Tout de suite, j’ai vu comme je vous voie maintenant.

Et qu’est-ce que tu as fait ensuite ?

Que voulez-vous que je fasse. J’en avais assez du mépris des gens : sale aveugle, tu dois avoir fait un grand péché pour être ainsi. Ou bien : laisse-nous passer, ne nous embête pas.

Lui, il n’est pas comme les autres. Je vous le dis mes amis, je crois en lui, je marche avec lui, je reste avec lui. C’est des hommes comme lui qu’il nous faut :
Il m’a dit « ta foi t’a sauvé »

C’est vrai, je crois en toi, tu n’es pas comme les autres, je marche avec toi, jusque Jérusalem.

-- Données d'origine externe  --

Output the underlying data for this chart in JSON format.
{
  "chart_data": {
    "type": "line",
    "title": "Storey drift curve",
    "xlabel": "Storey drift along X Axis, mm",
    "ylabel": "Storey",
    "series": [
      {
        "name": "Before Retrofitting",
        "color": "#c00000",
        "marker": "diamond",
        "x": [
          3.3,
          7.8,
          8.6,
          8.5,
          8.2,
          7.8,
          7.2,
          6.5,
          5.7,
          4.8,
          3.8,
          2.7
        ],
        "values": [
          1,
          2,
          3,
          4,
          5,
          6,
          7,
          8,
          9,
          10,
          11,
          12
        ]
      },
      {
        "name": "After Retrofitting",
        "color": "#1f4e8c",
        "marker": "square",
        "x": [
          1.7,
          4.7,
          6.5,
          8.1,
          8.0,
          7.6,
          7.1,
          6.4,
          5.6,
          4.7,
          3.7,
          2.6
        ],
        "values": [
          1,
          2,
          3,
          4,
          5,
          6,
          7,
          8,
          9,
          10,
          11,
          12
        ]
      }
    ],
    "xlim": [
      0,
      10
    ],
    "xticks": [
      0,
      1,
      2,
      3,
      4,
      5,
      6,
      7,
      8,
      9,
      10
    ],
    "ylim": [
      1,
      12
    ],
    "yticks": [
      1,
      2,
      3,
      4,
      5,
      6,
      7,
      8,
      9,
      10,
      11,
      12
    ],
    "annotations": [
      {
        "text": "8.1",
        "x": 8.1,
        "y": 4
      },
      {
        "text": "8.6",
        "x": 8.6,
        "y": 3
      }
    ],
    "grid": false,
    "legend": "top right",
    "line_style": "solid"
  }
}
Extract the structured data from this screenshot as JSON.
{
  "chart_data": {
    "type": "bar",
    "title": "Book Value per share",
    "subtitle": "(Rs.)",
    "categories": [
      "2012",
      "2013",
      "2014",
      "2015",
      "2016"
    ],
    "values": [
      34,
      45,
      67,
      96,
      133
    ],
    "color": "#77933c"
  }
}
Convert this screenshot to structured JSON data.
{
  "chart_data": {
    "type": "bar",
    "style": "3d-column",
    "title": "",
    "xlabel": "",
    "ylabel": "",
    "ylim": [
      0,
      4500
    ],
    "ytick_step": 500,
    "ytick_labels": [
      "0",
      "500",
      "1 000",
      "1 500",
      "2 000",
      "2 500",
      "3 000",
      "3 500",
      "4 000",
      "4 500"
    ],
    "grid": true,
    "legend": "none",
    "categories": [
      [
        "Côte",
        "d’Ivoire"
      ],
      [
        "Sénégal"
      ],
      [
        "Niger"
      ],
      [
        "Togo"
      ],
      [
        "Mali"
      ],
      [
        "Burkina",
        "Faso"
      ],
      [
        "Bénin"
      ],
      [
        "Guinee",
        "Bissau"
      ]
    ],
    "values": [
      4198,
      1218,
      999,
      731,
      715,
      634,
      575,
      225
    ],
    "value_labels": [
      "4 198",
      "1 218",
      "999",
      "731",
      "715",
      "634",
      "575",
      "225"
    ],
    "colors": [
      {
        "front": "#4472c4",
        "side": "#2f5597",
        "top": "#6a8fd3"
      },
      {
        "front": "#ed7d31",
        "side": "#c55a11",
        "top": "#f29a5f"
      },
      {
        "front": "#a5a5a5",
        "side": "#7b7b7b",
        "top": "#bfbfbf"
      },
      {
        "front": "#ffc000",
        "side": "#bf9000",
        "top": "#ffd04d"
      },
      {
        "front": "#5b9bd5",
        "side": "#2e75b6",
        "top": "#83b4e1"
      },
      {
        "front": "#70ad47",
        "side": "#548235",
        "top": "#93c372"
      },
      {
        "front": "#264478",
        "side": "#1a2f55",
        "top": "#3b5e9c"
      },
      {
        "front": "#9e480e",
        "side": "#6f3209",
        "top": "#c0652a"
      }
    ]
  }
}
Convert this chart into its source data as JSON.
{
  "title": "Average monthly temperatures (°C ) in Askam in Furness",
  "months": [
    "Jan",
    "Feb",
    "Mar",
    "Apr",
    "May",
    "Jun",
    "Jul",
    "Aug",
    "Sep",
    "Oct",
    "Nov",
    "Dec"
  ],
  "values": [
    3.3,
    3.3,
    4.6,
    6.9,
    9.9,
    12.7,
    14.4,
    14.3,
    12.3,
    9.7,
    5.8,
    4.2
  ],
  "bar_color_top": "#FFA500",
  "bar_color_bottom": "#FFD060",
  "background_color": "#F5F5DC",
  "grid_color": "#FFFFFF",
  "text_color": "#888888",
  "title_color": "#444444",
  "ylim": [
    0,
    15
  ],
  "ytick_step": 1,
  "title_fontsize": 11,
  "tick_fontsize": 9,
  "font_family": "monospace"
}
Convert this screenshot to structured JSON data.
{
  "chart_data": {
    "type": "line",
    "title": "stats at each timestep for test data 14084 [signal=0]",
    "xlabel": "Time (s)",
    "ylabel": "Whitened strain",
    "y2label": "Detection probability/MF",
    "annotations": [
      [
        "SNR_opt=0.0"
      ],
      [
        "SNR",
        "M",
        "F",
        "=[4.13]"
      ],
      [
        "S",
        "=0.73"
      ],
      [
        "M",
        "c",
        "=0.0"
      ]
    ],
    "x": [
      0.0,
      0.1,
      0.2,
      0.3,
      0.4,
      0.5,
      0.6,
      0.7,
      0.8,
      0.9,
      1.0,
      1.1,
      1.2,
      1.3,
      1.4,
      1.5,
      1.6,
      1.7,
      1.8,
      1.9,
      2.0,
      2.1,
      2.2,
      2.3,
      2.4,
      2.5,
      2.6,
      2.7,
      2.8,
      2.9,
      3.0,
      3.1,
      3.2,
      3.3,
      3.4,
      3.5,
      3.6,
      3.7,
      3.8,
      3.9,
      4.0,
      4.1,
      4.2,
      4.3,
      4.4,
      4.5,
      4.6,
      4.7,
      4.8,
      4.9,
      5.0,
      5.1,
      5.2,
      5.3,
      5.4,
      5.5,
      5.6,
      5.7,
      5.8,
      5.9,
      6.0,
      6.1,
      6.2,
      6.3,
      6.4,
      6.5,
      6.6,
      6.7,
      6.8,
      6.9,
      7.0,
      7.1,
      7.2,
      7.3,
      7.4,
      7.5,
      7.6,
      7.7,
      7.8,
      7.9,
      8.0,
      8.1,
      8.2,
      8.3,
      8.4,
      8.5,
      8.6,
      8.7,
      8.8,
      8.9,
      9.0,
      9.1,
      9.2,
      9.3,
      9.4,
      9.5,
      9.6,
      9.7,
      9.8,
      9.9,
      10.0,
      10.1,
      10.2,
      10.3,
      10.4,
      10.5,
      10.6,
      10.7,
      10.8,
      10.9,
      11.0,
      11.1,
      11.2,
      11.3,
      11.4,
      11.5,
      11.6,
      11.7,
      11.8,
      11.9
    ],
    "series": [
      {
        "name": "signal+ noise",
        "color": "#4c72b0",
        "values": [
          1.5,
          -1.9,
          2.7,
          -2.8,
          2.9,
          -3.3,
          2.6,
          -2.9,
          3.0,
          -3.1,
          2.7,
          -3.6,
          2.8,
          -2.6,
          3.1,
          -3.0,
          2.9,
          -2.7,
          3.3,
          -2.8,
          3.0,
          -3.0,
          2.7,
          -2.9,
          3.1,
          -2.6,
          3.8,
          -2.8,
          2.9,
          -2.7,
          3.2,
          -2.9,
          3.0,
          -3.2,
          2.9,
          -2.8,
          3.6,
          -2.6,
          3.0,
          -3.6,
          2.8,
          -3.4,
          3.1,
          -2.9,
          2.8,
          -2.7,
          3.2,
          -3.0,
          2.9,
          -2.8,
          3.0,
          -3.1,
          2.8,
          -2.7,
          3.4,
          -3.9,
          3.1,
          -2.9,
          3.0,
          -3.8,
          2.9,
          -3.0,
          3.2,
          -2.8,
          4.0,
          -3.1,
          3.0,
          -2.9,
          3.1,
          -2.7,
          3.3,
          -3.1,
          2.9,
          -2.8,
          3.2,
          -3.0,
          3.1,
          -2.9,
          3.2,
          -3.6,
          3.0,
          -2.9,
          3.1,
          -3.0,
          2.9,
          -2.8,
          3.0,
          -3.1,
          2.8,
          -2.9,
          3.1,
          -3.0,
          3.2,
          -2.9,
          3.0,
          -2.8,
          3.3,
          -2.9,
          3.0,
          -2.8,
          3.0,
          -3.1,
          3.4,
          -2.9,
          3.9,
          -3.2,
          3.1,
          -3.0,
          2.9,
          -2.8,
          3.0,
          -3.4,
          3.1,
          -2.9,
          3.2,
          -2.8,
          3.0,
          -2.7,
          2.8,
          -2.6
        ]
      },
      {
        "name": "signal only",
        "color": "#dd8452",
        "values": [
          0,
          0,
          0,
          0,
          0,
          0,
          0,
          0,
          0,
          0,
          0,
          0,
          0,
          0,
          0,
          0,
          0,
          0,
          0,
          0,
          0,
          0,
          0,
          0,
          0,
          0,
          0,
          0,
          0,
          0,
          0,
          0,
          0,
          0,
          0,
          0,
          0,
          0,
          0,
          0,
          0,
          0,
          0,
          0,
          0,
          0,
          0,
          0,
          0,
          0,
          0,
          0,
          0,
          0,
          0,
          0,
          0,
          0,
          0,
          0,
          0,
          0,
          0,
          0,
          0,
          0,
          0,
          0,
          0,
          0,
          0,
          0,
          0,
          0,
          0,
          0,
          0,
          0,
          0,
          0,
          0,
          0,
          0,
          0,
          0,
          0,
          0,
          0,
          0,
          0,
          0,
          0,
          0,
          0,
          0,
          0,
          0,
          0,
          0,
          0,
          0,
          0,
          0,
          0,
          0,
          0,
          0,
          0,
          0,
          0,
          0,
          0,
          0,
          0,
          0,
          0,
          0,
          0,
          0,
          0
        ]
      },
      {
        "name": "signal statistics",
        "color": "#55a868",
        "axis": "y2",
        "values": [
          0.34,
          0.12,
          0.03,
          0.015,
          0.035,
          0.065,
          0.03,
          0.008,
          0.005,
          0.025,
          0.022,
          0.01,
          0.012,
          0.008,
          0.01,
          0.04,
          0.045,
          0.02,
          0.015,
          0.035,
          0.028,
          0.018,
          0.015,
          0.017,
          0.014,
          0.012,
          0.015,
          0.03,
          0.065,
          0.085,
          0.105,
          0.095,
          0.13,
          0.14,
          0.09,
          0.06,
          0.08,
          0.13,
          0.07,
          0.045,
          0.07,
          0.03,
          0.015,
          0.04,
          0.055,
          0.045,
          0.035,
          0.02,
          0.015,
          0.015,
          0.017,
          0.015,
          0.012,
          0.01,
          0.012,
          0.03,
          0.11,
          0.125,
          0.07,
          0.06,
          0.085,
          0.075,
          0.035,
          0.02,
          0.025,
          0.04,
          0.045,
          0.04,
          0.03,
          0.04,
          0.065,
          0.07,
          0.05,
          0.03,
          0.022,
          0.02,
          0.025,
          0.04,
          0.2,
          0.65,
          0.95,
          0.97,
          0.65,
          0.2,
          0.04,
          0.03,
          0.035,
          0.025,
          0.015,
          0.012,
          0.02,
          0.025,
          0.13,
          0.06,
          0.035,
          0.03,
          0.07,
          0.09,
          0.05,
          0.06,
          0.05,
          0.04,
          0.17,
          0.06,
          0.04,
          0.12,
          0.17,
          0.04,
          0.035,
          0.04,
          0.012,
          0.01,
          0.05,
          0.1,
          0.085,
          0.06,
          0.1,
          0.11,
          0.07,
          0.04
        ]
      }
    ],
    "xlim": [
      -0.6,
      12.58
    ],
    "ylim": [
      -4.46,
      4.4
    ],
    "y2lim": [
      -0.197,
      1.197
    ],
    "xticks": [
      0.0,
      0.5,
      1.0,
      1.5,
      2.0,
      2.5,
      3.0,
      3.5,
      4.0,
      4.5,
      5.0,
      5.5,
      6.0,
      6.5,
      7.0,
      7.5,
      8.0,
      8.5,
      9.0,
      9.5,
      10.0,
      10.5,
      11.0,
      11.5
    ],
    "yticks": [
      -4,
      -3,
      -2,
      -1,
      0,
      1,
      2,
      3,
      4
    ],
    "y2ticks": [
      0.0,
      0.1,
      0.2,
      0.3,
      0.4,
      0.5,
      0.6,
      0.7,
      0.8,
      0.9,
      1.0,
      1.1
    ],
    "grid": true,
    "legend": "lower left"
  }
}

J’ai été très touché lorsque Pierre est venu me voir et m’a dit : merci BarTimée, tu vois, jusqu’ici j’étais plutôt comme l’aveugle que Jésus a guéri à Bethsaide. Il lui avait ouvert les yeux péniblement, par étapes.
Moi aussi, j’avais du mal ouvrir les yeux, à croire vraiment, en lui. Maintenant mes yeux se sont ouverts tout grands. Et je vais faire comme toi, je vais le suivre jusqu’au bout. Du moins, c’est ce que je vais essayer de faire.